The State of California does not require an assisted living facility (also known as a residential care facility for the elderly (RCFE) to carry liability insurance, either at the time the facility is licensed or any time during the life of the business. Whether a licensee (RCFE owner) carries liability insurance is entirely at the discretion of the licensee.
YET, California allows RCFEs to care for increasing numbers of hospice, bedridden, and other medically needy residents, but does not require any skilled medical professionals to be employed by the facilities. Simply put – this is a recipe for neglect and abuse. And worse, there is no reasonable mechanism for residents and their families to obtain meaningful accountability from these facilities when the resident is injured, made sick or dies at the hand of the licensee.
A judgment against an uninsured facility sued for wrongful death due to the neglect or abuse of a resident, is useless if the facility does not carry liability insurance. The facility receives a monetary judgment, but because there is no liability insurance to pay the judgment to the aggrieved family, the facility owner unable to pay the judgment – files bankruptcy. Few civil litigators will take a contingency case against an RCFE if the RCFE is uninsured. In either case, the family is left holding an empty bag.
CARR’s findings are that 87% of facilities in its database do not carry liability insurance at the time they are licensed. The odds are high that most residents in California live in facilities that do not carry liability insurance at all.
California must do a better job of protecting the frail, elderly, and medically needy residents living in assisted living. The decision to protect the elderly and their families can no longer be left to the licensee.
Mandatory Liability Insurance for RCFEs is both NECESSARY and OVERDUE! for three reasons: Moral Imperative, Accountability and Fairness.
• Moral Imperative: Elders and their families are at the mercy of uninsured RCFEs when the elder is injured, made ill, or suffers death at the hand of the licensee.
• Accountability: Current state regulations afford limited avenues for the family to hold the licensee accountable for harm suffered.
• Fairness: Why are frail elders not protected against ‘defective’ care delivered by RCFE owners?

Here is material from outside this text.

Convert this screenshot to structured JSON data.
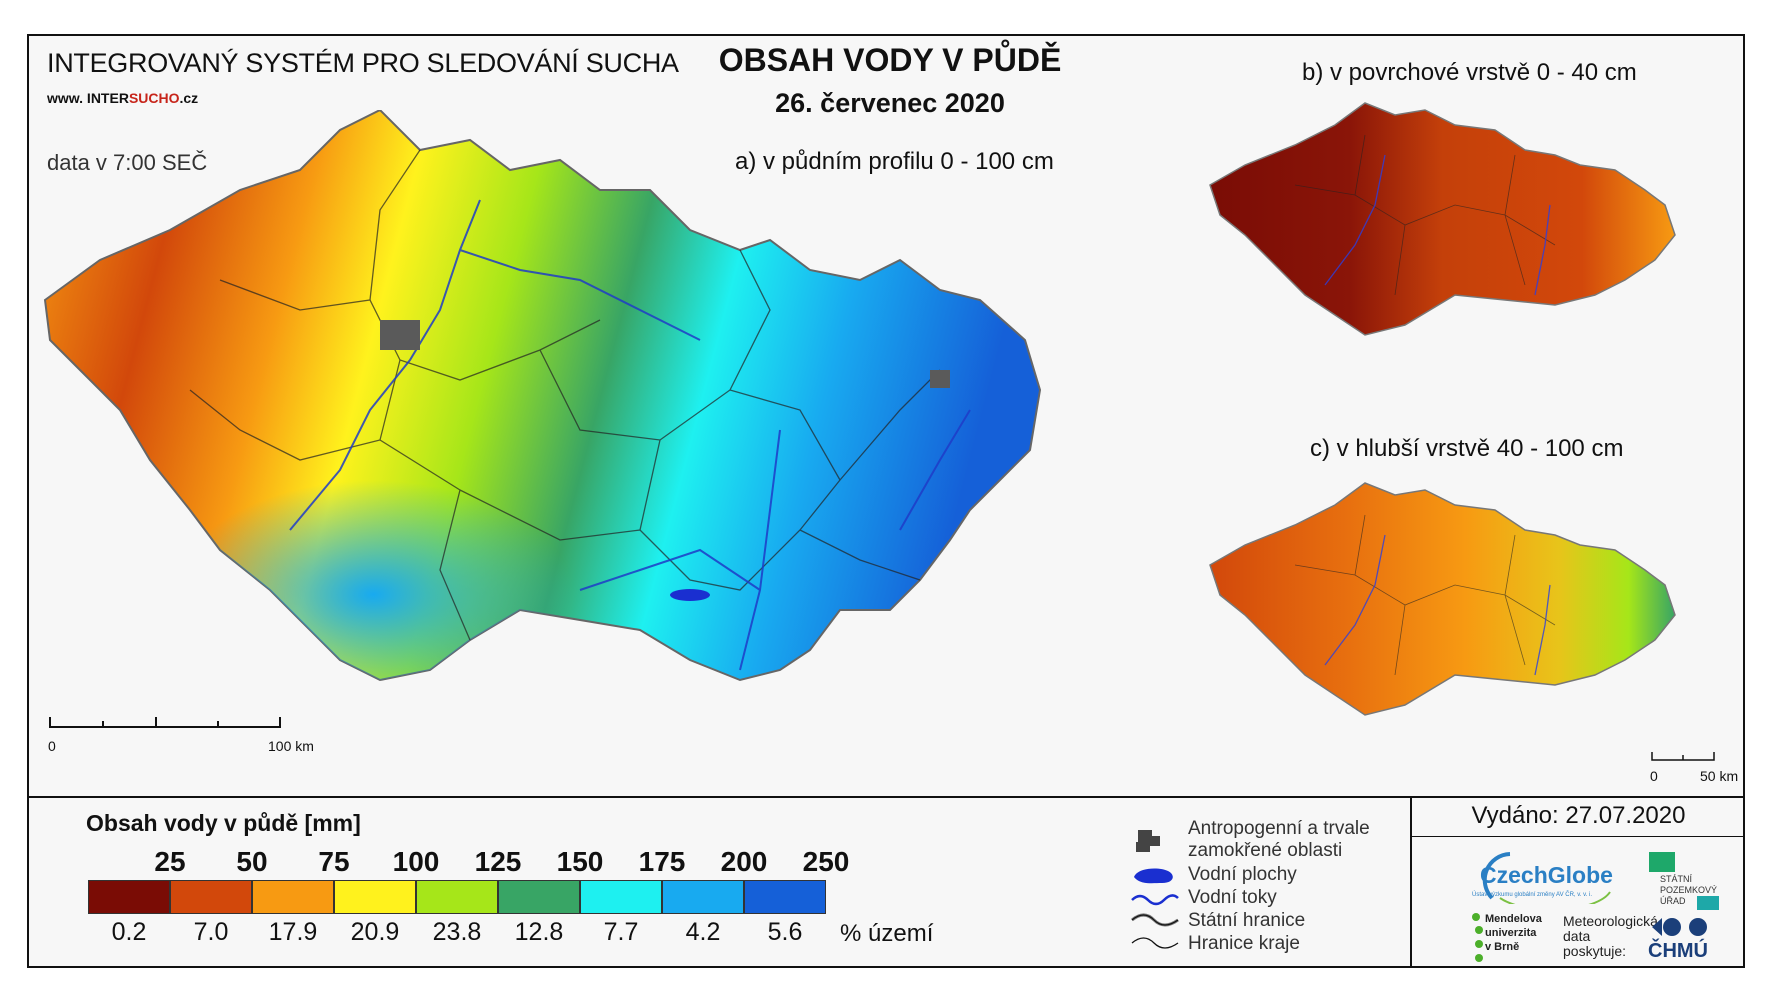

Every licensed driver in California must carry liability insurance. Yet, over 8,000 assisted living facilities in California, carrying for 200,000 frail and medically needy residents, 24 hours a day, 365 days a year, without benefit of skilled medical professionals being on the staff of these facilities are exempt from carrying liability insurance.
CARR says, ENOUGH. The time for accountability is now.
For the older adult in each of us, please join CARR in demanding this common sense consumer protection for all: Require that all California residential care facilities for the elderly (RCFEs) carry mandatory liability insurance.